Case Study

HIGHWAY DEVELOPMENT - VIKING ENERGY FARM

Project manager
SSE Plc
Client
SSE Renewables

Introduction:

Viking Energy, a subsidiary of SSE Renewables, is working with RJ McLeod (Contractors) Limited on a major infrastructure project in Shetland. The project involves building a new 1.4 mile roadway. The 103 wind turbines that will make up the Viking Wind Farm project, which is centered on Shetland's central mainland, will be supported by this infrastructure in terms of component supply. Additionally, it will make it easier to supply parts for SSE Networks' Shetland HVDC link project, which will provide Shetland's first connection to the larger national electrical grid.

Problem:

The new road had to be next to the current one due to topographical and land limits, and an alignment was created based on these requirements.
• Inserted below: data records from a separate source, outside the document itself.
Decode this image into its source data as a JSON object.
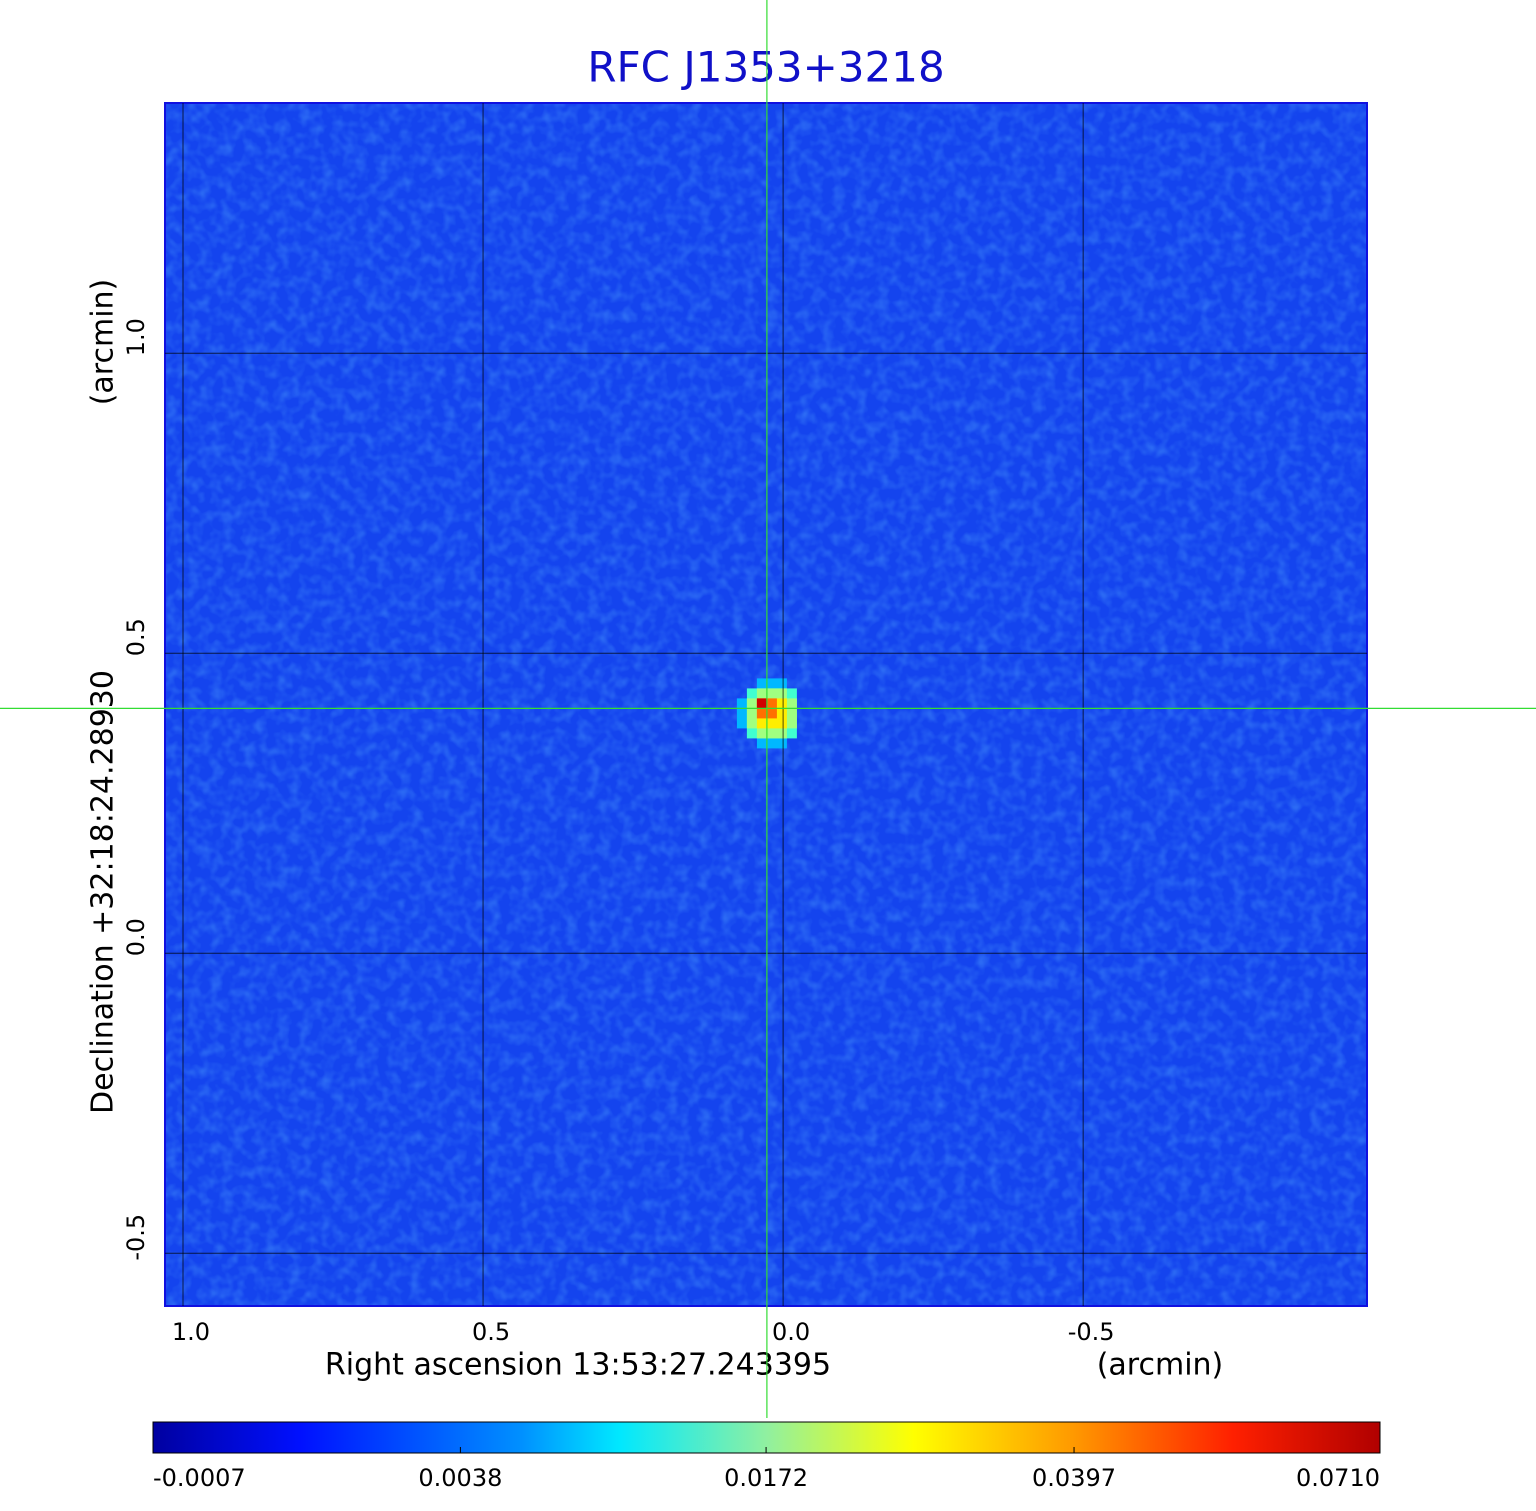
{
  "chart_data": {
    "type": "image",
    "title": "RFC J1353+3218",
    "xlabel": "Right ascension  13:53:27.243395",
    "xunit": "(arcmin)",
    "ylabel": "Declination  +32:18:24.28930",
    "yunit": "(arcmin)",
    "xlim": [
      1.03,
      -0.973
    ],
    "ylim": [
      -0.588,
      1.417
    ],
    "xticks": [
      {
        "value": 1,
        "label": "1.0"
      },
      {
        "value": 0.5,
        "label": "0.5"
      },
      {
        "value": 0,
        "label": "0.0"
      },
      {
        "value": -0.5,
        "label": "-0.5"
      }
    ],
    "yticks": [
      {
        "value": -0.5,
        "label": "-0.5"
      },
      {
        "value": 0,
        "label": "0.0"
      },
      {
        "value": 0.5,
        "label": "0.5"
      },
      {
        "value": 1,
        "label": "1.0"
      }
    ],
    "grid": true,
    "crosshair": {
      "x": 0.027,
      "y": 0.408,
      "color": "#33dd33"
    },
    "colorbar": {
      "lim": [
        -0.0007,
        0.071
      ],
      "scale": "sqrt",
      "ticks": [
        -0.0007,
        0.0038,
        0.0172,
        0.0397,
        {
          "value": 0.071,
          "label": "0.0710"
        }
      ]
    }
  }
}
Following a ground examination, it was discovered that three parts of the proposed alignment had substantial peat deposits, with pockets as deep as five meters. It was determined that in order to fully establish a new road using the manual method used for conventional roadways, a significant amount of peat would need to be dug. In this case, it was deemed not to be a sustainable choice.
 

Solution:

Leca® LWA was found to be the ideal option because of its inert chemical and porous nature, as well as its ease of installation—it can be laid using a truck and excavator—and its broad usage in the UK, particularly on the M8 in Glasgow and the Queensferry Crossing. Its weight is also far less than that of conventional fill material, and after evaluation, it was determined that using it would allow for the safe construction of embankments as needed and would also restrict long-term road settling to levels appropriate for implementation.

Sandwater Road construction has included the successful installation of Leca® LWA. The utilization of it made it possible to float all three deep peat portions, greatly minimizing the operations' environmental impact.
 

 

 

Benefits:

Viking Energy was keen to make sure that the construction of this new highway would not result in any major or intolerable environmental consequences, particularly with regard to the landscape, biodiversity (wildlife and ecology), geology, cultural heritage, noise pollution, air quality, traffic, and transportation.
In order to create a lightweight floating road structure, 5500m3 of LECA® LWA was required. The material was judged appropriate to offer the required technical support for the challenging groundwork conditions where the highway was planned to be built because of its lightweight and strong character.